In game theory, the Prisoner’s Dilemma explains why players don’t cooperate and screw each other over even when they would all benefit by cooperating. You can read about the theory here or you can see a real world application here.
Governor Rick Scott expressed his support this afternoon for expansion of Florida’s Medicaid program, describing the decision as a choice between “having Floridians pay to fund this program in other states while denying health care to our citizens — or using federal funding to help some of the poorest in our state with the Medicaid program as we explore other health-care reforms.”
The decision is a major reversal for Scott, whose 2010 electoral victory derived largely from his fight against the Obama health law. It apparently came after furious lobbying by Florida conservatives and Scott allies to keep him from breaking ranks.

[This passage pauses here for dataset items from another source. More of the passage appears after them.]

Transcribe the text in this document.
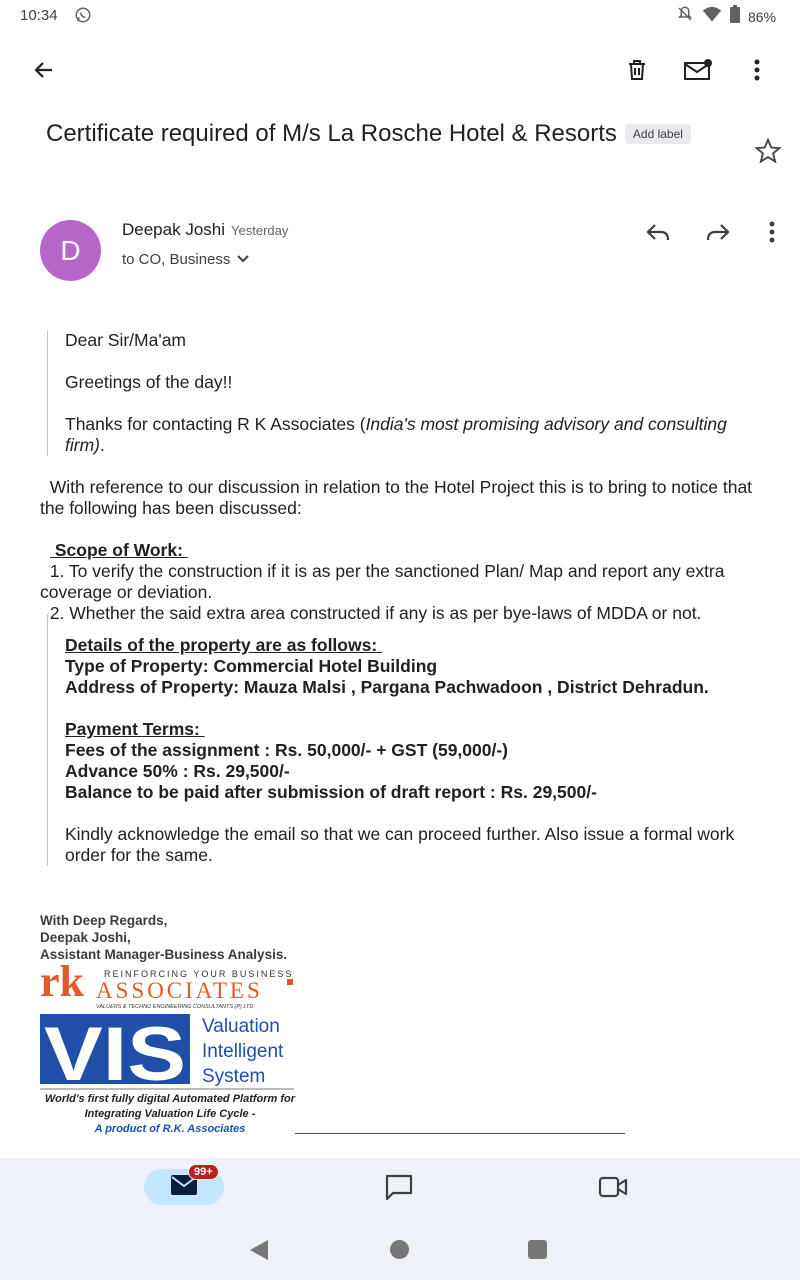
10:34	86%
Certificate required of M/s La Rosche Hotel & Resorts	Add label
D
Deepak Joshi Yesterday
to CO, Business
Dear Sir/Ma'am
Greetings of the day!!
Thanks for contacting R K Associates (India's most promising advisory and consulting firm).
With reference to our discussion in relation to the Hotel Project this is to bring to notice that the following has been discussed:
Scope of Work:
1. To verify the construction if it is as per the sanctioned Plan/ Map and report any extra coverage or deviation.
2. Whether the said extra area constructed if any is as per bye-laws of MDDA or not.
Details of the property are as follows:
Type of Property: Commercial Hotel Building
Address of Property: Mauza Malsi , Pargana Pachwadoon , District Dehradun.
Payment Terms:
Fees of the assignment : Rs. 50,000/- + GST (59,000/-)
Advance 50% : Rs. 29,500/-
Balance to be paid after submission of draft report : Rs. 29,500/-
Kindly acknowledge the email so that we can proceed further. Also issue a formal work order for the same.
With Deep Regards,
Deepak Joshi,
Assistant Manager-Business Analysis.
rk REINFORCING YOUR BUSINESS
ASSOCIATES
VALUERS & TECHNO ENGINEERING CONSULTANTS (P) LTD.
VIS Valuation
Intelligent
System
World's first fully digital Automated Platform for
Integrating Valuation Life Cycle -
A product of R.K. Associates
99+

Rick Scott wins. See, many states, following the SCOTUS ruling last summer, have told the administration to get bent. They aren’t going to accept temporary federal lucre to expand Medicaid. Texas, Iowa, Wisconsin and a whole bunch of other GOP led states decided not to expand the program under Obamacare. They will pay the Medicaid rate increases, but they won’t expand the reach of the welfare program.
In Florida, Rick Scott said he didn’t expect to expand it but held off making a decision. Now that he knows who will and who won’t expand, he has decided to take the federal money and expand the program.
This, then, represents a direct transfer of wealth to Florida from Texas, Iowa, Wisconsin and a whole bunch of other GOP led states. At this point, according to the theory behind the Prisoner’s Dilemma, all the states that said they wouldn’t expand Medicaid should reverse their decision. After all, why should Wisconsin, for example, send tax dollars to Florida? Reversal would be a rational choice.
In this way Rick Scott, by being the first prisoner to “cave in and confess”, hands Obama and Obamacare a huge victory.
This is why socialism creeps. Even Conservatives want the money and are willing to roll over to get it.
Interesting side note; the Prisoner’s Dilemma usually leads to another economic principal: The Tragedy of the Commons.